The Register reports that IBM Software's Kareem Yusuf, senior VP for product management, and Dinesh Nirmal, senior VP for products, gave employees the bad news in an internal blog published last week.
"If we want to maintain the flexibility of working both remotely and in the office, we must be better stewards of getting into the office," they wrote, adding that the decision on which days people must come in will be left to managers and individual project teams.
Anyone living more than 50 miles away from an IBM office won't be making the long commute, yet. The execs wrote that anyone who falls into this category is "exempt at this time," which suggests a time will come when they won't be. Yusuf and Nirmal added that the return-to-office orders will be implemented according to applicable local laws.
"It is vital to our culture and our shared goals – tripling development output, building winning products, and winning new clients – that we spend more meaningful time together, in-person," they said, echoing similar statements made by the likes of Amazon, Dell, Salesforce, Zoom, and many more.
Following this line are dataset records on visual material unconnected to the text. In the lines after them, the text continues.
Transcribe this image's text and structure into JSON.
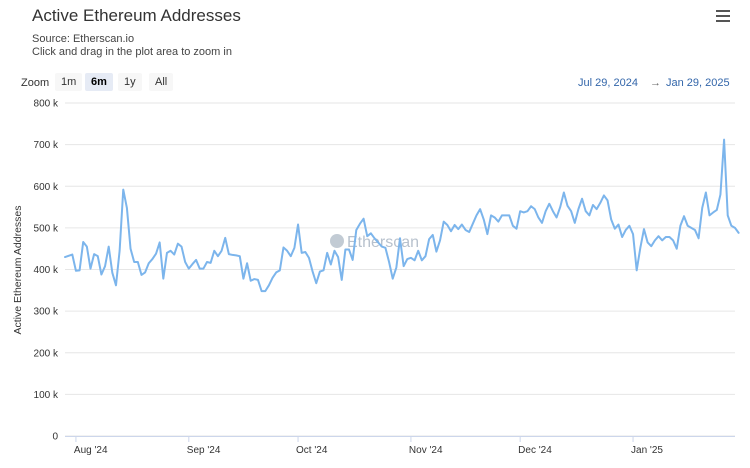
{
  "header": {
    "title": "Active Ethereum Addresses",
    "source": "Source: Etherscan.io",
    "hint": "Click and drag in the plot area to zoom in",
    "menu_icon": "hamburger-menu-icon"
  },
  "zoom": {
    "label": "Zoom",
    "buttons": [
      "1m",
      "6m",
      "1y",
      "All"
    ],
    "selected": "6m"
  },
  "range": {
    "from": "Jul 29, 2024",
    "arrow": "→",
    "to": "Jan 29, 2025"
  },
  "watermark": "Etherscan",
  "chart_data": {
    "type": "line",
    "title": "Active Ethereum Addresses",
    "ylabel": "Active Ethereum Addresses",
    "ylim": [
      0,
      800000
    ],
    "yticks": [
      0,
      100000,
      200000,
      300000,
      400000,
      500000,
      600000,
      700000,
      800000
    ],
    "ytick_labels": [
      "0",
      "100 k",
      "200 k",
      "300 k",
      "400 k",
      "500 k",
      "600 k",
      "700 k",
      "800 k"
    ],
    "xlim": [
      "2024-07-29",
      "2025-01-29"
    ],
    "xticks": [
      "2024-08-01",
      "2024-09-01",
      "2024-10-01",
      "2024-11-01",
      "2024-12-01",
      "2025-01-01"
    ],
    "xtick_labels": [
      "Aug '24",
      "Sep '24",
      "Oct '24",
      "Nov '24",
      "Dec '24",
      "Jan '25"
    ],
    "grid": true,
    "line_color": "#7cb5ec",
    "series": [
      {
        "start_date": "2024-07-29",
        "interval_days": 1,
        "values": [
          430000,
          433000,
          436000,
          397000,
          398000,
          466000,
          455000,
          402000,
          437000,
          432000,
          388000,
          408000,
          455000,
          392000,
          362000,
          445000,
          592000,
          548000,
          450000,
          418000,
          418000,
          387000,
          393000,
          415000,
          425000,
          438000,
          465000,
          378000,
          440000,
          445000,
          436000,
          462000,
          455000,
          418000,
          402000,
          413000,
          423000,
          402000,
          402000,
          418000,
          416000,
          445000,
          432000,
          445000,
          476000,
          437000,
          435000,
          434000,
          432000,
          378000,
          415000,
          373000,
          377000,
          375000,
          348000,
          348000,
          362000,
          380000,
          393000,
          398000,
          453000,
          445000,
          432000,
          452000,
          508000,
          440000,
          442000,
          428000,
          395000,
          367000,
          395000,
          398000,
          440000,
          412000,
          445000,
          430000,
          375000,
          448000,
          448000,
          423000,
          495000,
          510000,
          522000,
          480000,
          487000,
          475000,
          465000,
          455000,
          452000,
          418000,
          378000,
          405000,
          475000,
          408000,
          425000,
          428000,
          422000,
          445000,
          422000,
          432000,
          473000,
          483000,
          443000,
          470000,
          515000,
          507000,
          492000,
          507000,
          497000,
          508000,
          495000,
          490000,
          510000,
          530000,
          545000,
          520000,
          485000,
          530000,
          525000,
          515000,
          530000,
          530000,
          530000,
          505000,
          498000,
          540000,
          537000,
          540000,
          552000,
          545000,
          525000,
          512000,
          540000,
          558000,
          540000,
          525000,
          550000,
          585000,
          553000,
          540000,
          512000,
          545000,
          570000,
          540000,
          530000,
          555000,
          545000,
          560000,
          578000,
          566000,
          520000,
          498000,
          508000,
          478000,
          495000,
          505000,
          485000,
          398000,
          452000,
          497000,
          465000,
          456000,
          470000,
          480000,
          470000,
          478000,
          478000,
          470000,
          450000,
          505000,
          528000,
          505000,
          500000,
          495000,
          475000,
          548000,
          585000,
          530000,
          537000,
          543000,
          580000,
          712000,
          530000,
          505000,
          500000,
          488000
        ]
      }
    ]
  }
}
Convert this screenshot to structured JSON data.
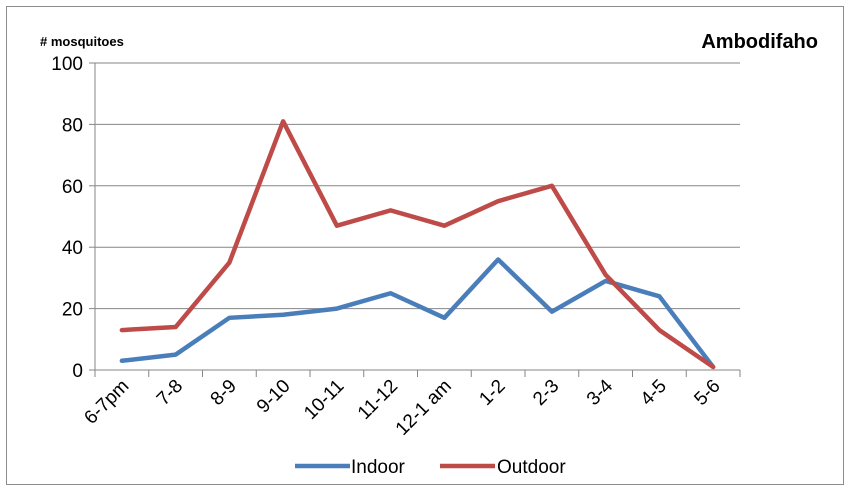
{
  "chart_data": {
    "type": "line",
    "title": "Ambodifaho",
    "ylabel": "# mosquitoes",
    "xlabel": "",
    "categories": [
      "6-7pm",
      "7-8",
      "8-9",
      "9-10",
      "10-11",
      "11-12",
      "12-1 am",
      "1-2",
      "2-3",
      "3-4",
      "4-5",
      "5-6"
    ],
    "ylim": [
      0,
      100
    ],
    "yticks": [
      0,
      20,
      40,
      60,
      80,
      100
    ],
    "grid": true,
    "legend": "bottom",
    "series": [
      {
        "name": "Indoor",
        "color": "#4a7ebb",
        "values": [
          3,
          5,
          17,
          18,
          20,
          25,
          17,
          36,
          19,
          29,
          24,
          1
        ]
      },
      {
        "name": "Outdoor",
        "color": "#be4b48",
        "values": [
          13,
          14,
          35,
          81,
          47,
          52,
          47,
          55,
          60,
          31,
          13,
          1
        ]
      }
    ]
  }
}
"Right now, 1 in 4 of you are working in the office three days a week. By October, we want to see that number closer to 3 in 4. We appreciate your attention and support," Yusuf and Nirmal wrote. To help reach this figure, IBM is appointing "Software Executive Focals," a term for on-site support employees who help make the return-to-office push a "more concerted effort across Software."
Many companies are taking a more heavy-handed approach to getting workers back in the office. Amazon CEO Andy Jassy recently told those not wanting to return that "It's probably not going to work out for you." We also heard Zoom's boss claim that people can't build trust or innovate while using video calling programs, like Zoom.
IBM Software might not be too worried about losing employees who refuse to return. The company was one of the first to announce that hiring in non-customer-facing roles, such as human resources, would be suspended or slowed as AI could automate many tasks performed by these hires. CEO Arvind Krishna said he envisioned about 30% of roles at the company being replaced by AI and automation over five years. That equates to around 7,800 jobs.
A recent survey found that 8 out of 10 executives regret their return-to-office plans and would have done things differently if they'd had better access to workplace data.